CosmetAgora et In-Cosmetics : la saison des salons est ouverte

Alors que CosmetAgora a fermé ses portes il y a peu, la 21e édition d’In-Cosmetics va débuter dans quelques jours à Milan. La prise en compte des problématiques environnementales et le souci de présenter des formules mieux packagées sont deux grandes tendances du moment.

Les visiteurs se sont pressés dans les allées de la quatrième édition de Cosmet- Agora, le salon de la rencontre de la formulation cosmétique qui s’est tenu à Paris les 19 et 20 janvier dernier. Dans quel état d’esprit visiteurs et exposants étaient-ils pour ce premier rendez-vous de l’année ? Optimiste, à en croire les uns et les autres. Le secteur suit la reprise du marché. “L’hygiène-beauté reste très prospère. L’innovation est toujours la clé du succès”, témoigne Andy Girdharry, global marketing manager chez AkzoNobel Global Personal Care, qui prépare In-Cosmetics. Le galop d’essai semblait bon à quelques semaines du grand rendez-vous européen de la formulation.

Dans ce contexte porteur, où se niche l’innovation en 2011 ? Dans la chimie verte. La recherche des laboratoires s’est fortement penchée sur le bio et le naturel ces derniers temps. Sous la houlette du groupe L’Oréal, la démocratisation de ce marché exerce un vrai effet d’entraînement sur tout le secteur. “C’est aujourd’hui une attente de plus en plus forte des clients”, confirme Thierry Cruchon, directeur général de Silab. Et l’offre suit enfin à la mesure de la demande (lire nouveautés pages suivantes). Les témoignages étaient nombreux également sur la mise en place de nouvelles filières de production de matières premières dotées d’une gestion renouvelable des matières premières naturelles.

Vers une rationalisation des formules

Cette exigence de naturel trouve une autre interprétation dans l’offre, à savoir dans une réduction de la liste Inci. “Cette tendance est encore émergente mais il faudra compter avec elle dans les années à venir”, explique Magali Borel, responsable produits chez Lucas Meyer Cosmetics. Les formules se rationalisent aussi sous la contrainte réglementaire. Du coup, les laboratoires veillent à concevoir des produits plus simples à utiliser, “au risque de bloquer les innovations”, souligne Nicolas Pajot, président de France Laboratoires Prod’hyg & Lettic Paris. Chantal Amalric, directrice marketing de Seppic, pointe une autre macrotendance verte : “Le développement de procédés de fabrication sans chauffage afin de limiter la consommation d’énergie”.

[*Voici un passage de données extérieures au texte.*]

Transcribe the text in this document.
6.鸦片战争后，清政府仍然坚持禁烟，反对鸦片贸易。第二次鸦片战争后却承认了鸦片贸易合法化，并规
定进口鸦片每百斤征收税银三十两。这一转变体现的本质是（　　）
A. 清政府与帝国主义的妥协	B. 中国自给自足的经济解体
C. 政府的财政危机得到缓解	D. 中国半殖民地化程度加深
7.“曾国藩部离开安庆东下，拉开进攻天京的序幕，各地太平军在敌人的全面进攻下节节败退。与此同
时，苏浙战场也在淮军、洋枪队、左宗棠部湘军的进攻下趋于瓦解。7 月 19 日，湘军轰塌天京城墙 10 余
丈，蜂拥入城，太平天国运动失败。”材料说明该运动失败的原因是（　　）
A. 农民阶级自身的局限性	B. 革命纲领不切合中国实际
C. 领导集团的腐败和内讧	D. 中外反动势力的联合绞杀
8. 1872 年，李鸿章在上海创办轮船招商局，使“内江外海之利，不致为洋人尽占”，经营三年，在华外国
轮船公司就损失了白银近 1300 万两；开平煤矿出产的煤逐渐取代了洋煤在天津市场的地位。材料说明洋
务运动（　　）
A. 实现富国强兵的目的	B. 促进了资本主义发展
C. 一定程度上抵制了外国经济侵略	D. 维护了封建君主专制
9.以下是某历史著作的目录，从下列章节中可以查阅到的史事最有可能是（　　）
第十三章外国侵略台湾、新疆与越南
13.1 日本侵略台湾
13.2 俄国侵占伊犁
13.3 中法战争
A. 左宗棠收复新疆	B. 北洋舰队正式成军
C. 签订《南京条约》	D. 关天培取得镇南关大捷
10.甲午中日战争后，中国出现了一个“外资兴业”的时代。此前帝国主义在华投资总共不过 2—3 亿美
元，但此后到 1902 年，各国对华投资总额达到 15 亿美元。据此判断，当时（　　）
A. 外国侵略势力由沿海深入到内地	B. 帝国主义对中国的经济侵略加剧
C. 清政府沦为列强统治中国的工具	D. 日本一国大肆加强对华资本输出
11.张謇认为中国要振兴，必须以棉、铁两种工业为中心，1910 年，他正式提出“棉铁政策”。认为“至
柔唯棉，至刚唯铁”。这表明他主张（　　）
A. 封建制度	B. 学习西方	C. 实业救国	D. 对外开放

Enfin, au fil des stands, on pouvait noter un véritable effort de présentation des formules. Plus soignées, davantage mises en forme, accompagnées de guides, elles ne s’adressaient pas seulement aux formulateurs mais aussi aux responsables marketing, qui deviennent de plus en plus prescripteurs. Les fournisseurs l’ont bien compris et n’ont pas hésité à mettre en scène leurs trouvailles pour séduire les marques.